Obama kündigt nicht an, daß die USA ihre Atomwaffen um ein Drittel verringern würden, sondern sagt, daß die USA ihre Sicherheit auch bei einer Reduktion um ein Drittel gewährleisten können. Eine tatsächliche Reduktion wird also nicht angekündigt. Es soll Gespräche mit Rußland darüber geben. Auch kündigt Obama eine internationale Atomwaffenkonferenz für 2016 an.

Eine für mich interessante Passage ist den meisten Kommentatoren bisher offenbar völlig entgangen: „Our alliance is the foundation of global security. Our trade and our commerce is the engine of our global economy. Our values call upon us to care about the lives of people we will never meet. When Europe and America lead with our hopes instead of our fears, we do things that no other nations can do, no other nations will do.”
Obama bezeichnet den Kontinent Europa mit derzeit 45 souveränen Ländern als „nation“. Wahrscheinlich meint er nicht Europa als Kontinent, sondern die Europäische Union, die derzeit 27 Mitgliedsstaaten hat: eine „nation“? Angesichts der harten Kämpfe innerhalb der EU rund um die Eurokrise, die Grenzen Europas (und der EU) und die „europäischen Werte“, die für alle EU-Mitglieder verbindlich sein sollen, ist es erstaunlich, daß Obama die EU (oder doch Europa?) hier als einzelnen Akteur bezeichnet – seine Worte spiegeln die Tatsache wieder, daß die EU auf internationalen Gipfelkonferenzen längst als ein einziger Akteur in Erscheinung tritt. Und genau auf diesen begegnen sich die USA und die EU, um mehr auszutauschen als freundliche Worte. Auch hierin wird deutlich, daß die EU zumindest angedeutet als „Vereinigte Staaten von Europa“ wahrgenommen wird.

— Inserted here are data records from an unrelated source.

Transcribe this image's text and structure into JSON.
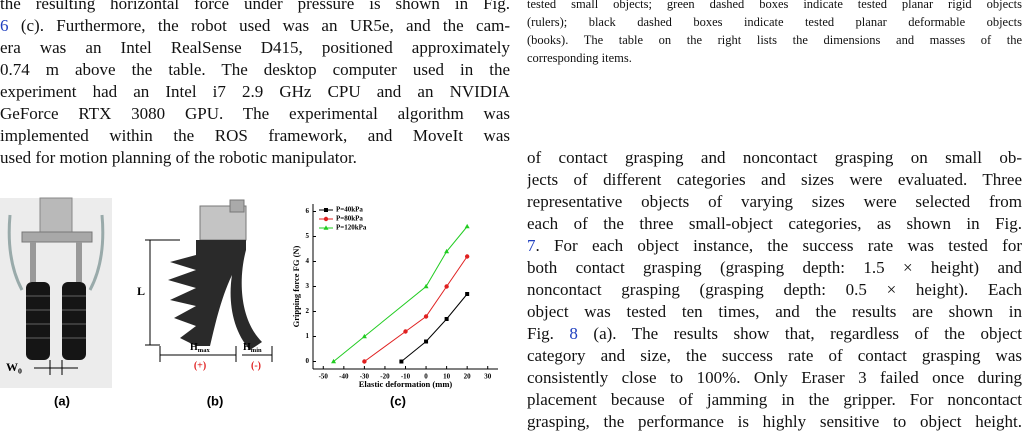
{
  "left_column": {
    "lines": [
      [
        "the resulting horizontal force under pressure is shown in Fig."
      ],
      [
        {
          "link": "6"
        },
        " (c). Furthermore, the robot used was an UR5e, and the cam-"
      ],
      [
        "era was an Intel RealSense D415, positioned approximately"
      ],
      [
        "0.74 m above the table. The desktop computer used in the"
      ],
      [
        "experiment had an Intel i7 2.9 GHz CPU and an NVIDIA"
      ],
      [
        "GeForce RTX 3080 GPU. The experimental algorithm was"
      ],
      [
        "implemented within the ROS framework, and MoveIt was"
      ],
      [
        "used for motion planning of the robotic manipulator."
      ]
    ]
  },
  "caption": {
    "lines": [
      [
        "tested small objects; green dashed boxes indicate tested planar rigid objects"
      ],
      [
        "(rulers); black dashed boxes indicate tested planar deformable objects"
      ],
      [
        "(books). The table on the right lists the dimensions and masses of the"
      ],
      [
        "corresponding items."
      ]
    ]
  },
  "right_column": {
    "lines": [
      [
        "of contact grasping and noncontact grasping on small ob-"
      ],
      [
        "jects of different categories and sizes were evaluated. Three"
      ],
      [
        "representative objects of varying sizes were selected from"
      ],
      [
        "each of the three small-object categories, as shown in Fig."
      ],
      [
        {
          "link": "7"
        },
        ". For each object instance, the success rate was tested for"
      ],
      [
        "both contact grasping (grasping depth: 1.5 × height) and"
      ],
      [
        "noncontact grasping (grasping depth: 0.5 × height). Each"
      ],
      [
        "object was tested ten times, and the results are shown in"
      ],
      [
        "Fig. ",
        {
          "link": "8"
        },
        " (a). The results show that, regardless of the object"
      ],
      [
        "category and size, the success rate of contact grasping was"
      ],
      [
        "consistently close to 100%. Only Eraser 3 failed once during"
      ],
      [
        "placement because of jamming in the gripper. For noncontact"
      ],
      [
        "grasping, the performance is highly sensitive to object height."
      ]
    ]
  },
  "figure": {
    "panels": [
      {
        "label": "(a)",
        "annotations": [
          {
            "text": "W",
            "sub": "0"
          }
        ]
      },
      {
        "label": "(b)",
        "annotations": [
          "L",
          {
            "text": "H",
            "sub": "max"
          },
          {
            "text": "H",
            "sub": "min"
          },
          "(+)",
          "(-)"
        ]
      },
      {
        "label": "(c)"
      }
    ],
    "chart": {
      "type": "line",
      "x_label": "Elastic deformation (mm)",
      "y_label": "Gripping force FG (N)",
      "xlim": [
        -55,
        35
      ],
      "ylim": [
        -0.3,
        6.3
      ],
      "xticks": [
        -50,
        -40,
        -30,
        -20,
        -10,
        0,
        10,
        20,
        30
      ],
      "yticks": [
        0,
        1,
        2,
        3,
        4,
        5,
        6
      ],
      "legend": "upper-left",
      "series": [
        {
          "name": "P=40kPa",
          "color": "#000000",
          "marker": "square",
          "x": [
            -12,
            0,
            10,
            20
          ],
          "values": [
            0,
            0.8,
            1.7,
            2.7
          ]
        },
        {
          "name": "P=80kPa",
          "color": "#e02020",
          "marker": "circle",
          "x": [
            -30,
            -10,
            0,
            10,
            20
          ],
          "values": [
            0,
            1.2,
            1.8,
            3.0,
            4.2
          ]
        },
        {
          "name": "P=120kPa",
          "color": "#22cc22",
          "marker": "triangle",
          "x": [
            -45,
            -30,
            0,
            10,
            20
          ],
          "values": [
            0,
            1.0,
            3.0,
            4.4,
            5.4
          ]
        }
      ]
    }
  }
}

In seiner Rede stellte Obama wiederholt eine enge Korrelation, wenn nicht Kausalität zwischen Frieden und Gerechtigkeit her, die er mit den Worten von Martin Luther King zusammenfaßte: „Injustice anywhere is a threat to justice everywhere.“

Die Rede insgesamt ist vollgepackt, aber unkonkret. Sie enthält viele schöne Phrasen. Es ist eher die Rede eines Bürgerrechtlers, der seine Hoffnungen darlegen darf, als die Rede eines US-Präsidenten, von dem die Menschen konkrete Ziele mit konkreten Instrumenten erwarten dürfen.